After an FBI later complimented Chappel’s work in a text, Chappel texted back: “Awesome. Building my resume.”

“Dan Chappel makes everything happen,” Fox’s attorney Christopher Gibbons told the jury in his closing argument.

The two FBI agents who worked most on this case were not called by federal prosecutors: agent Jayson Chambers, after reports he had formed a security company on the side that could benefit from his work on the kidnapping plot case; and Henrik Impola, after what the feds say were unsubstantiated allegations that he committed perjury in an unrelated case.

Chambers and Impola were assigned to handle informant Big Dan.

Chambers, who was called to testify by the defense, told the jury that he pushed the FBI to approve the terrorism investigation into the Wolverine Watchmen in 2020.

“I have pledged to beat them over the head with it until they comply,” Chambers wrote in a text in April 2020. “I’m going to be working this as a TEI (Terrorism Enterprise Investigation) whether you get me the paperwork or not.”

He testified that at the time, the FBI had five separate investigations into individual suspects, “and these five people are all part of that group.”

Chambers said the FBI later approved the investigation.

Federal prosecutors also didn’t call a third agent, Robert J. Trask, who testified in an earlier hearing in the case. The FBI fired Trask last year after he was convicted of assaulting his wife. He also had made anti-Trump social media posts.

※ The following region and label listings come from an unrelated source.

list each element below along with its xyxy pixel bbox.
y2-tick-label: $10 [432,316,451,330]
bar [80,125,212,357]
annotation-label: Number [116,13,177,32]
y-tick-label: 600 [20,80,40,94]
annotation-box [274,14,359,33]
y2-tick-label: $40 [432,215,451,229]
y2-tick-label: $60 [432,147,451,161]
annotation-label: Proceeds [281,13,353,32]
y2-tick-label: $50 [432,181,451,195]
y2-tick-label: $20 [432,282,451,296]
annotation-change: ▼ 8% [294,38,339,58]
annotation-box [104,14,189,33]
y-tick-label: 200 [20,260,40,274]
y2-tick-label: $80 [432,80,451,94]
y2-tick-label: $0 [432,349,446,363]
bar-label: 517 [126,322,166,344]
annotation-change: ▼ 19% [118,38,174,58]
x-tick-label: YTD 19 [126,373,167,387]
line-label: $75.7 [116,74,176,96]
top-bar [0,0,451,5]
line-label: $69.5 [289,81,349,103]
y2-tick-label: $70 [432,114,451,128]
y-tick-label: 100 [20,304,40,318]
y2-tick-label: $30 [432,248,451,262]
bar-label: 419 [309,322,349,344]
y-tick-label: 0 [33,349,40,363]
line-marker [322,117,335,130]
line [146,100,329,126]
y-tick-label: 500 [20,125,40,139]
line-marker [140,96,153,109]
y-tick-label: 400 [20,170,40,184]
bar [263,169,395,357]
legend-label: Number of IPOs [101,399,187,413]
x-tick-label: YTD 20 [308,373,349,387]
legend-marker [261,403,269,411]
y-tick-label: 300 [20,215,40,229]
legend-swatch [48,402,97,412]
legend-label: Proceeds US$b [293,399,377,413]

In his closing argument on Friday, Assistant U.S. Attorney Nils Kessler told the jury the four were predisposed to commit the kidnapping. He reminded jurors of the steps the men took to commit the crime, including the training, and the recon missions to check out the governor’s cottage in Elk Rapids with night vision goggles, then checking out the nearby boat launch “to launch their waterborne assault.”

—News 8 digital executive producer Rachel Van Gilder contributed to this report.